Dataflow Eliminating ETL Infrastructure Overhead
Use Cases and Deployment Scope
Pros
- We require exactly once processing for our invoices where accuracy is very important.
- The native connectors for Bigquery and Storage and BQtoStorage templates made our job easy as we didn't have to write custom templates.
- We chose Google Cloud Dataflow because of the unified stream and batch processing capabilities. As we are working on stream processing for data we get from Google in Billing Exports.
Cons
- More templates for Bigquery and App Engine. There is only limited options for templates so the things we use can limit.
- I would like native connectors for Excel (XLSX) to reduce the need for custom wrappers in financial pipelines.

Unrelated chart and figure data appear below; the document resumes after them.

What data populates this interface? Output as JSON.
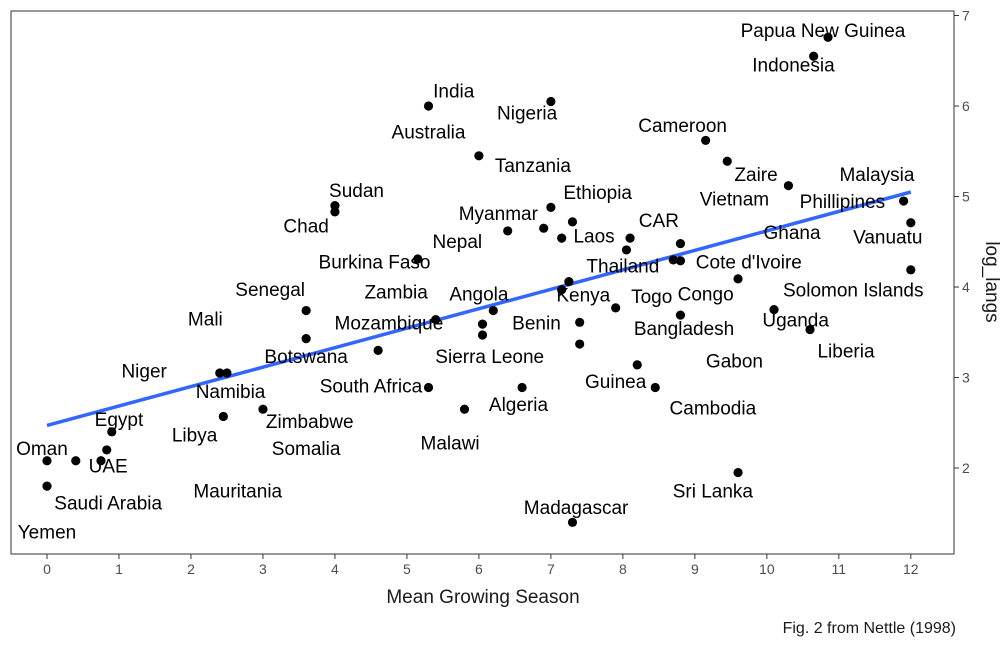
{
  "chart_data": {
    "type": "scatter",
    "xlabel": "Mean Growing Season",
    "ylabel": "log_langs",
    "caption": "Fig. 2 from Nettle (1998)",
    "xlim": [
      -0.5,
      12.6
    ],
    "ylim": [
      1.05,
      7.05
    ],
    "xticks": [
      0,
      1,
      2,
      3,
      4,
      5,
      6,
      7,
      8,
      9,
      10,
      11,
      12
    ],
    "yticks": [
      2,
      3,
      4,
      5,
      6,
      7
    ],
    "grid": false,
    "point_color": "#000000",
    "trend_color": "#3366ff",
    "trend_line": {
      "x": [
        0,
        12
      ],
      "y": [
        2.47,
        5.05
      ]
    },
    "points": [
      {
        "x": 0.0,
        "y": 2.08
      },
      {
        "x": 0.0,
        "y": 1.8
      },
      {
        "x": 0.4,
        "y": 2.08
      },
      {
        "x": 0.75,
        "y": 2.08
      },
      {
        "x": 0.83,
        "y": 2.2
      },
      {
        "x": 0.9,
        "y": 2.4
      },
      {
        "x": 2.4,
        "y": 3.05
      },
      {
        "x": 2.5,
        "y": 3.05
      },
      {
        "x": 2.45,
        "y": 2.57
      },
      {
        "x": 3.0,
        "y": 2.65
      },
      {
        "x": 3.6,
        "y": 3.74
      },
      {
        "x": 3.6,
        "y": 3.43
      },
      {
        "x": 4.0,
        "y": 4.9
      },
      {
        "x": 4.0,
        "y": 4.83
      },
      {
        "x": 4.6,
        "y": 3.3
      },
      {
        "x": 5.15,
        "y": 4.31
      },
      {
        "x": 5.3,
        "y": 2.89
      },
      {
        "x": 5.3,
        "y": 6.0
      },
      {
        "x": 5.4,
        "y": 3.64
      },
      {
        "x": 5.8,
        "y": 2.65
      },
      {
        "x": 6.0,
        "y": 5.45
      },
      {
        "x": 6.05,
        "y": 3.59
      },
      {
        "x": 6.05,
        "y": 3.47
      },
      {
        "x": 6.2,
        "y": 3.74
      },
      {
        "x": 6.4,
        "y": 4.62
      },
      {
        "x": 6.6,
        "y": 2.89
      },
      {
        "x": 6.9,
        "y": 4.65
      },
      {
        "x": 7.0,
        "y": 6.05
      },
      {
        "x": 7.0,
        "y": 4.88
      },
      {
        "x": 7.15,
        "y": 3.97
      },
      {
        "x": 7.15,
        "y": 4.54
      },
      {
        "x": 7.25,
        "y": 4.06
      },
      {
        "x": 7.3,
        "y": 4.72
      },
      {
        "x": 7.3,
        "y": 1.4
      },
      {
        "x": 7.4,
        "y": 3.37
      },
      {
        "x": 7.4,
        "y": 3.61
      },
      {
        "x": 7.9,
        "y": 3.77
      },
      {
        "x": 8.05,
        "y": 4.41
      },
      {
        "x": 8.1,
        "y": 4.54
      },
      {
        "x": 8.2,
        "y": 3.14
      },
      {
        "x": 8.45,
        "y": 2.89
      },
      {
        "x": 8.7,
        "y": 4.3
      },
      {
        "x": 8.8,
        "y": 3.69
      },
      {
        "x": 8.8,
        "y": 4.29
      },
      {
        "x": 8.8,
        "y": 4.48
      },
      {
        "x": 9.15,
        "y": 5.62
      },
      {
        "x": 9.45,
        "y": 5.39
      },
      {
        "x": 9.6,
        "y": 4.09
      },
      {
        "x": 9.6,
        "y": 1.95
      },
      {
        "x": 10.1,
        "y": 3.75
      },
      {
        "x": 10.3,
        "y": 5.12
      },
      {
        "x": 10.6,
        "y": 3.53
      },
      {
        "x": 10.65,
        "y": 6.55
      },
      {
        "x": 10.85,
        "y": 6.76
      },
      {
        "x": 11.9,
        "y": 4.95
      },
      {
        "x": 12.0,
        "y": 4.71
      },
      {
        "x": 12.0,
        "y": 4.19
      }
    ],
    "labels": [
      {
        "text": "Papua New Guinea",
        "x": 10.78,
        "y": 6.84
      },
      {
        "text": "Indonesia",
        "x": 10.37,
        "y": 6.46
      },
      {
        "text": "India",
        "x": 5.65,
        "y": 6.17
      },
      {
        "text": "Nigeria",
        "x": 6.67,
        "y": 5.93
      },
      {
        "text": "Australia",
        "x": 5.3,
        "y": 5.72
      },
      {
        "text": "Cameroon",
        "x": 8.83,
        "y": 5.79
      },
      {
        "text": "Tanzania",
        "x": 6.75,
        "y": 5.35
      },
      {
        "text": "Zaire",
        "x": 9.85,
        "y": 5.25
      },
      {
        "text": "Malaysia",
        "x": 11.53,
        "y": 5.25
      },
      {
        "text": "Sudan",
        "x": 4.3,
        "y": 5.07
      },
      {
        "text": "Ethiopia",
        "x": 7.65,
        "y": 5.05
      },
      {
        "text": "Vietnam",
        "x": 9.55,
        "y": 4.98
      },
      {
        "text": "Phillipines",
        "x": 11.05,
        "y": 4.95
      },
      {
        "text": "Chad",
        "x": 3.6,
        "y": 4.68
      },
      {
        "text": "Myanmar",
        "x": 6.27,
        "y": 4.82
      },
      {
        "text": "CAR",
        "x": 8.5,
        "y": 4.74
      },
      {
        "text": "Laos",
        "x": 7.6,
        "y": 4.57
      },
      {
        "text": "Ghana",
        "x": 10.35,
        "y": 4.61
      },
      {
        "text": "Vanuatu",
        "x": 11.68,
        "y": 4.56
      },
      {
        "text": "Nepal",
        "x": 5.7,
        "y": 4.51
      },
      {
        "text": "Burkina Faso",
        "x": 4.55,
        "y": 4.28
      },
      {
        "text": "Thailand",
        "x": 8.0,
        "y": 4.24
      },
      {
        "text": "Cote d'Ivoire",
        "x": 9.75,
        "y": 4.28
      },
      {
        "text": "Senegal",
        "x": 3.1,
        "y": 3.98
      },
      {
        "text": "Zambia",
        "x": 4.85,
        "y": 3.95
      },
      {
        "text": "Angola",
        "x": 6.0,
        "y": 3.93
      },
      {
        "text": "Kenya",
        "x": 7.45,
        "y": 3.92
      },
      {
        "text": "Togo",
        "x": 8.4,
        "y": 3.9
      },
      {
        "text": "Congo",
        "x": 9.15,
        "y": 3.93
      },
      {
        "text": "Solomon Islands",
        "x": 11.2,
        "y": 3.97
      },
      {
        "text": "Mali",
        "x": 2.2,
        "y": 3.65
      },
      {
        "text": "Mozambique",
        "x": 4.75,
        "y": 3.61
      },
      {
        "text": "Benin",
        "x": 6.8,
        "y": 3.61
      },
      {
        "text": "Uganda",
        "x": 10.4,
        "y": 3.64
      },
      {
        "text": "Bangladesh",
        "x": 8.85,
        "y": 3.55
      },
      {
        "text": "Botswana",
        "x": 3.6,
        "y": 3.24
      },
      {
        "text": "Sierra Leone",
        "x": 6.15,
        "y": 3.24
      },
      {
        "text": "Liberia",
        "x": 11.1,
        "y": 3.3
      },
      {
        "text": "Niger",
        "x": 1.35,
        "y": 3.08
      },
      {
        "text": "Gabon",
        "x": 9.55,
        "y": 3.19
      },
      {
        "text": "Namibia",
        "x": 2.55,
        "y": 2.85
      },
      {
        "text": "South Africa",
        "x": 4.5,
        "y": 2.91
      },
      {
        "text": "Guinea",
        "x": 7.9,
        "y": 2.96
      },
      {
        "text": "Algeria",
        "x": 6.55,
        "y": 2.71
      },
      {
        "text": "Cambodia",
        "x": 9.25,
        "y": 2.67
      },
      {
        "text": "Egypt",
        "x": 1.0,
        "y": 2.54
      },
      {
        "text": "Zimbabwe",
        "x": 3.65,
        "y": 2.52
      },
      {
        "text": "Libya",
        "x": 2.05,
        "y": 2.37
      },
      {
        "text": "Oman",
        "x": -0.07,
        "y": 2.22
      },
      {
        "text": "Somalia",
        "x": 3.6,
        "y": 2.22
      },
      {
        "text": "Malawi",
        "x": 5.6,
        "y": 2.28
      },
      {
        "text": "UAE",
        "x": 0.85,
        "y": 2.03
      },
      {
        "text": "Mauritania",
        "x": 2.65,
        "y": 1.75
      },
      {
        "text": "Sri Lanka",
        "x": 9.25,
        "y": 1.75
      },
      {
        "text": "Saudi Arabia",
        "x": 0.85,
        "y": 1.62
      },
      {
        "text": "Madagascar",
        "x": 7.35,
        "y": 1.57
      },
      {
        "text": "Yemen",
        "x": 0.0,
        "y": 1.3
      }
    ]
  }
}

- Debugging Google Cloud Dataflow using only logs in Cloud Logging can be overwhelming sometimes, and it’s not always obvious which specific element in the flow caused a failure. IT uses a lot of time.
Return on Investment
- IT has automated our workflow and data enrichment steps which were very resource and time hungry steps.
- Unlike traditional ETL tools that require a 24/7 server, Dataflow scales to zero when there are no files are in GCS which is very important for us.
- With the Apache Beam SDK you can write a pipeline once and handle the entire GCS-to-BigQuery flow.